Thomas did come back well. A lot depends on whether it was a partial or complete tear. For example, Terrell Suggs had a partial Achilles tear, and that is associated with a faster and more complete recovery. That said, I’m sure there will be players who return from an Achilles tear and play well. If the surgery goes well, it is possible. Based on present data, though, there is a high-likelihood that players with such injuries will experience a significant drop in production. That information can be considered by owners when evaluating talent and whether to acquire or trade players. Look at Mikel Leshoure. His longest run in 2012 was 16 yards, and the Lions recently commented on his lack of explosiveness. That’s the problem with Achilles tears.
Fascinating. Nice read, Doc.
Thanks, Paymon!
In regards to the Achilles, the study involved injuries that happened 10-15 years ago. I’m guessing that a study of ACL injuries from 10-15 years ago might paint a grim picture of those as well. My guess is that the procedure for Achilles tears has evolved and probably improved in that time. While it is more serious than current ACLs, I think it is better than the numbers from the study.
Great job Scott!
Great point, Jacob. I’m sure there will be more recent data sets published as time moves on. Part of the problem in evaluating Achilles tears is the limited number that occur per year. That hinders the ability for studies to be completed, and thus scientific evidence will be limited. That a major tertiary care center, Thomas Jefferson University, saw 406 cases in 10 years speaks to the rarity of it. It will take a multi-institutional study to get the best quality data for Achilles tendon tears for sure. Thanks!
Yeah, getting enough of them to have a valid sample size is an issue. Which is why the study has data that is that old. My personal take is that the Achilles injury now is what the ACL was 5-10 years ago. In another 10 years, the Achilles might be at the same level as the ACL now, which is to say that most players come back from it and get to their pre-injury form within 2 years.
Agreed. I think that will be case.
In the case of Ricky Rubio and Derrick Rose, would them playing on a hard court cause recovery to take longer? If so would the use of “astro-turf” cause players to take longer to come back? I know that “play-turf” is quite grass-like, but it still isn’t as soft as the real thing.
I don’t really know how much you can look across different sports and compare results. The style of the games are very different right down to a fundamental nature of non-contact vs contact. Combine that with very different body types and I’m not sure they are comparable.

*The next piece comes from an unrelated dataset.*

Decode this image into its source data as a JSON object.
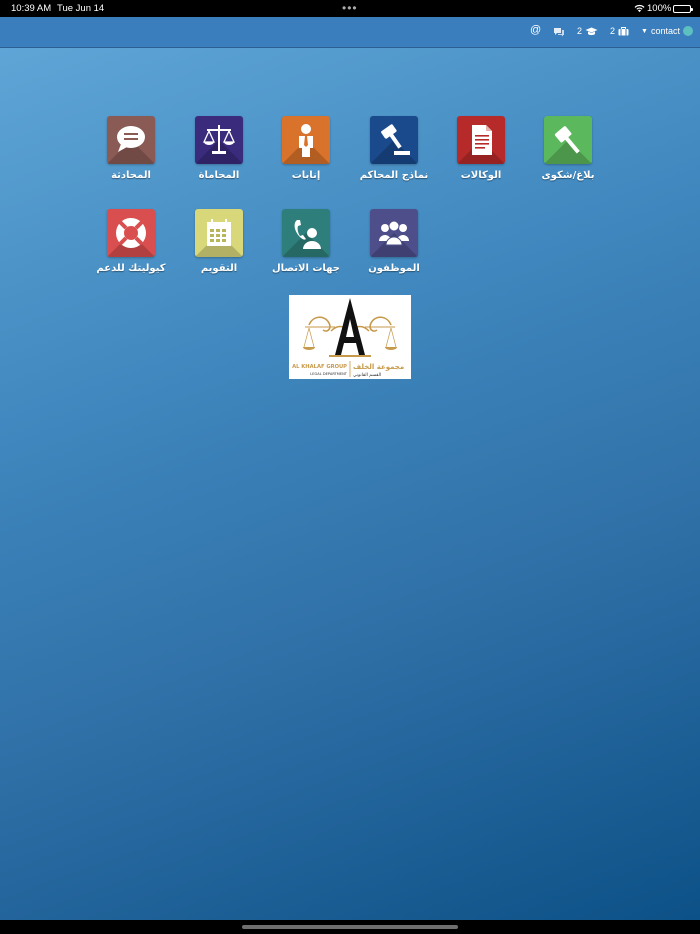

I don’t think the hard surface will impact recovery. Astro turf might, in fact, increase risk of an ACL injury, if a foot gets stuck on the turf while the player rotates and plants hard on his/her leg. Interesting side note, female athletes are more likely than male athletes to have an ACL injury, as much as 9:1 (reasons are increased joint laxity, smaller ACLs, valgus landing styes, weaker hamstrings relative to quadriceps ratios).
Very good stuff. Can’t wait to chat with you about it on the podcast this Wednesday, doc.
I have to ask. In all seriousness, who gave my post a thumbs down for saying “nice work, looking forward to chatting with you”? And why??
Hey, Tim.
Thanks for the nice words. Also, I gave you a ‘thumbs up’ to negate that crazy negative vote.
I’m looking forward to joining you and Jarrett next week.
I am currently recovering from an ACL surgery and appreciate indepth article. Thank you!
Thanks for the kind words, Thomas. Good luck with your recovery!
DLF, Wow, you guys just keep taking things to the next level. Talk about in depth analysis and a great educational tool. I look forward to all the future articles like this. The long term player analysis could serve fantasy owners very well. Thanks Dr. Peak for your fantastic and interesting article.
Thanks for the kind words, Jeff. I’m glad it was helpful for you. Much appreciated.